The Harvard nutritional epidemiologist Dr. Walter Willett, probably the most influential academic researcher arguing for plant-based eating, agrees that reducing insulin secretion in those with obesity and diabetes is vitally important, but he doesn’t see the ketogenic extreme as necessary for most. People can accrue “major physiological benefits,” he says, by improving the quality of the carbohydrates they consume—eating whole foods instead of highly processed grains and sugar—without having to avoid carbohydrate-rich foods entirely. “If someone wants to go on a ketogenic diet,” Dr. Willett says, “it could easily be plant-based and even vegan. While we don’t have a study that specifically addresses this, a predominantly plant-based ketogenic diet would be much better for planetary health, and very likely for human health, than a high meat and dairy ketogenic diet.”
Would the millions who might benefit from keto embrace such a diet? Perhaps, but as with any eating pattern, the degree to which people enjoy the recommended foods has a strong bearing on whether they will stick to them. For many people, meat and meat-based foods provide satisfactions that plants cannot. So the tension remains: The healthiest diet for those predisposed to become fat and diabetic may not be what’s healthiest for the planet.
Laboratory-grown meat and fish products may help to resolve this conflict in the future, though reasons for skepticism include both health and gustatory concerns. And we can certainly raise livestock in ways that are better for the environment and make the practice more sustainable. The Food and Agriculture Organization estimates that better feed and feeding practices, better grazing management and animal husbandry can reduce greenhouse-gas emissions by a third in many areas of the world.
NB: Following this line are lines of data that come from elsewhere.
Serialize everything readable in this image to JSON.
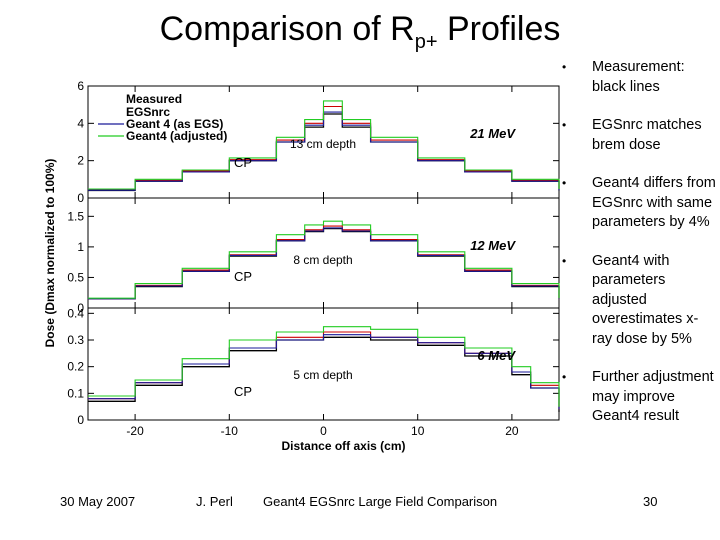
{
  "title": {
    "main": "Comparison of R",
    "sub": "p+",
    "rest": " Profiles"
  },
  "bullets": [
    "Measurement: black lines",
    "EGSnrc matches brem dose",
    "Geant4 differs from EGSnrc with same parameters by 4%",
    "Geant4 with parameters adjusted overestimates x-ray dose by 5%",
    "Further adjustment may improve Geant4 result"
  ],
  "footer": {
    "date": "30 May 2007",
    "author": "J. Perl",
    "conference": "Geant4 EGSnrc Large Field Comparison",
    "page": "30"
  },
  "chart_data": {
    "type": "line",
    "xlabel": "Distance off axis (cm)",
    "ylabel": "Dose (Dmax normalized to 100%)",
    "xlim": [
      -25,
      25
    ],
    "xticks": [
      -20,
      -10,
      0,
      10,
      20
    ],
    "legend": {
      "placement": "top-left",
      "header": "Measured",
      "entries": [
        {
          "name": "EGSnrc",
          "color": "#cc0000"
        },
        {
          "name": "Geant 4 (as EGS)",
          "color": "#1a1a99"
        },
        {
          "name": "Geant4 (adjusted)",
          "color": "#22cc22"
        }
      ]
    },
    "panels": [
      {
        "energy": "21 MeV",
        "depth": "13 cm depth",
        "cp": "CP",
        "ylim": [
          0,
          6
        ],
        "yticks": [
          "0",
          "2",
          "4",
          "6"
        ],
        "x": [
          -25,
          -20,
          -15,
          -10,
          -5,
          -2,
          0,
          2,
          5,
          10,
          15,
          20,
          25
        ],
        "series": [
          {
            "name": "Measured",
            "color": "#000000",
            "values": [
              0.4,
              0.9,
              1.4,
              2.0,
              3.0,
              3.8,
              4.5,
              3.8,
              3.0,
              2.0,
              1.4,
              0.9,
              0.4
            ]
          },
          {
            "name": "EGSnrc",
            "color": "#cc0000",
            "values": [
              0.45,
              0.95,
              1.45,
              2.05,
              3.1,
              4.0,
              4.9,
              4.0,
              3.1,
              2.05,
              1.45,
              0.95,
              0.45
            ]
          },
          {
            "name": "Geant 4 (as EGS)",
            "color": "#1a1a99",
            "values": [
              0.42,
              0.9,
              1.4,
              2.0,
              3.0,
              3.9,
              4.6,
              3.9,
              3.0,
              2.0,
              1.4,
              0.9,
              0.42
            ]
          },
          {
            "name": "Geant4 (adjusted)",
            "color": "#22cc22",
            "values": [
              0.48,
              1.0,
              1.5,
              2.15,
              3.25,
              4.2,
              5.2,
              4.2,
              3.25,
              2.15,
              1.5,
              1.0,
              0.48
            ]
          }
        ]
      },
      {
        "energy": "12 MeV",
        "depth": "8 cm depth",
        "cp": "CP",
        "ylim": [
          0,
          1.8
        ],
        "yticks": [
          "0",
          "0.5",
          "1",
          "1.5"
        ],
        "x": [
          -25,
          -20,
          -15,
          -10,
          -5,
          -2,
          0,
          2,
          5,
          10,
          15,
          20,
          25
        ],
        "series": [
          {
            "name": "Measured",
            "color": "#000000",
            "values": [
              0.15,
              0.35,
              0.6,
              0.85,
              1.1,
              1.25,
              1.3,
              1.25,
              1.1,
              0.85,
              0.6,
              0.35,
              0.15
            ]
          },
          {
            "name": "EGSnrc",
            "color": "#cc0000",
            "values": [
              0.15,
              0.37,
              0.62,
              0.87,
              1.12,
              1.28,
              1.34,
              1.28,
              1.12,
              0.87,
              0.62,
              0.37,
              0.15
            ]
          },
          {
            "name": "Geant 4 (as EGS)",
            "color": "#1a1a99",
            "values": [
              0.15,
              0.36,
              0.6,
              0.86,
              1.1,
              1.26,
              1.31,
              1.26,
              1.1,
              0.86,
              0.6,
              0.36,
              0.15
            ]
          },
          {
            "name": "Geant4 (adjusted)",
            "color": "#22cc22",
            "values": [
              0.16,
              0.4,
              0.65,
              0.92,
              1.2,
              1.36,
              1.42,
              1.36,
              1.2,
              0.92,
              0.65,
              0.4,
              0.16
            ]
          }
        ]
      },
      {
        "energy": "6 MeV",
        "depth": "5 cm depth",
        "cp": "CP",
        "ylim": [
          0,
          0.42
        ],
        "yticks": [
          "0",
          "0.1",
          "0.2",
          "0.3",
          "0.4"
        ],
        "x": [
          -25,
          -20,
          -15,
          -10,
          -5,
          0,
          5,
          10,
          15,
          20,
          22,
          25
        ],
        "series": [
          {
            "name": "Measured",
            "color": "#000000",
            "values": [
              0.07,
              0.13,
              0.2,
              0.26,
              0.3,
              0.31,
              0.3,
              0.28,
              0.24,
              0.17,
              0.12,
              0.03
            ]
          },
          {
            "name": "EGSnrc",
            "color": "#cc0000",
            "values": [
              0.08,
              0.14,
              0.21,
              0.27,
              0.31,
              0.33,
              0.31,
              0.29,
              0.25,
              0.18,
              0.13,
              0.04
            ]
          },
          {
            "name": "Geant 4 (as EGS)",
            "color": "#1a1a99",
            "values": [
              0.08,
              0.14,
              0.21,
              0.27,
              0.3,
              0.32,
              0.31,
              0.29,
              0.25,
              0.18,
              0.12,
              0.04
            ]
          },
          {
            "name": "Geant4 (adjusted)",
            "color": "#22cc22",
            "values": [
              0.09,
              0.15,
              0.23,
              0.3,
              0.33,
              0.35,
              0.34,
              0.31,
              0.27,
              0.2,
              0.14,
              0.05
            ]
          }
        ]
      }
    ]
  }
}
But no one can tell us whether we should subordinate our own health and well-being—and perhaps that of our children too—to that of the planet. That is a personal decision. If that trade-off is the reality of our food situation in the century ahead, we have to accept the consequences when we make our choices.
—Mr. Taubes is the author, most recently, of “The Case for Keto: Rethinking Weight Control and the Science and Practice of Low-Carb/High-Fat Eating,” published in December by Knopf.